Volume 38 - Issue 3 - 229 - 248

Speciation and Dispersion Hypotheses of Phlebotomine Sandflies of the subgenus Paraphlebotomus (Diptera:Psychodidae): The Case in Turkey



Phlebotomine sandflies are delicate, hairy flies with long slender legs. Of the 1000 or so species, only about 70 species are thought to be involved in the transmission of disease to man. The flies are easily distinguished from other small Diptera when alive by the characteristic manner in which they hold their pointed wings above their body (like a vertical V), especially from other members of the family Psychodidae to which they belong. It is important to distinguish phlebotomine sandflies from other small biting flies known colloquially as 'sandflies' in certain parts of the world, especially midges of the genus Culicoides which abound in coastal areas of the southeastern United States, Central America and the Caribbean, and Simuliidae in Australasia.
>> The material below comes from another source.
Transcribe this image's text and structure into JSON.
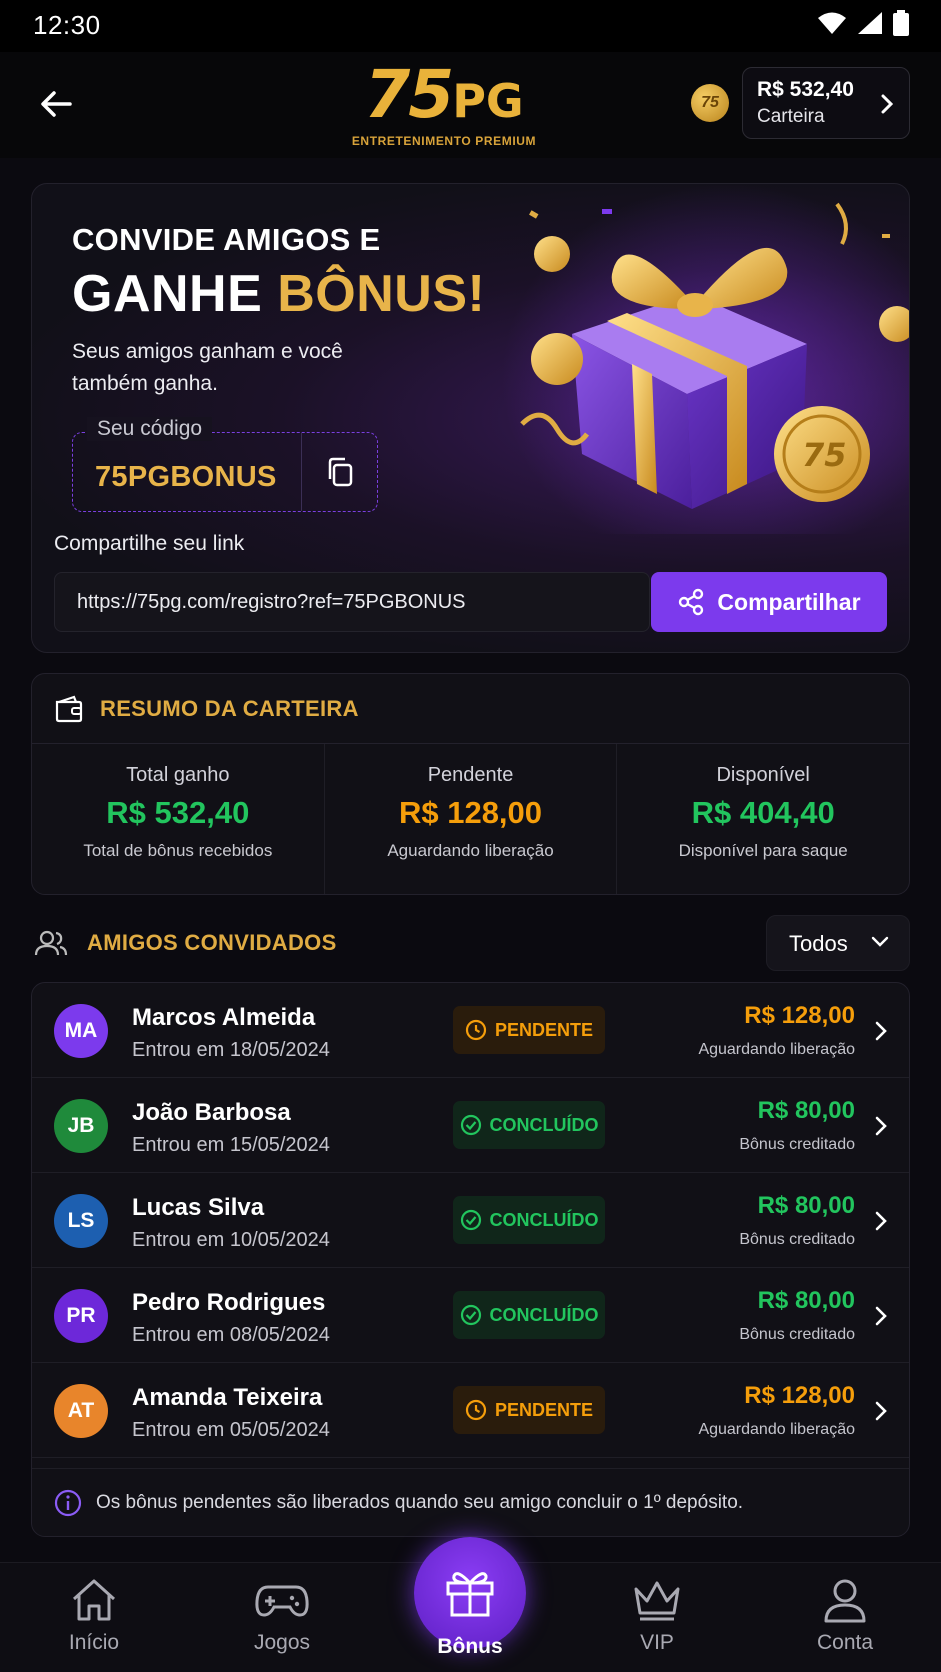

These other flies have very different biologies and medical importance from phlebotomines [1]. Phlebotomines are commonly known as sand flies, a reference arising from the phlebotomines-leishmaniasis associations studied extensively in the drier regions of the Mediterranean and Middle East. Unfortunately, this name is often confused with sand flies of the family Ceratopogidae, a family with very different behaviors and vector-disease associations. Second, phlebotomines in the western hemisphere have little association with sand. They are, instead, most commonly distributed in forest from southern United States to northern Argentina [2].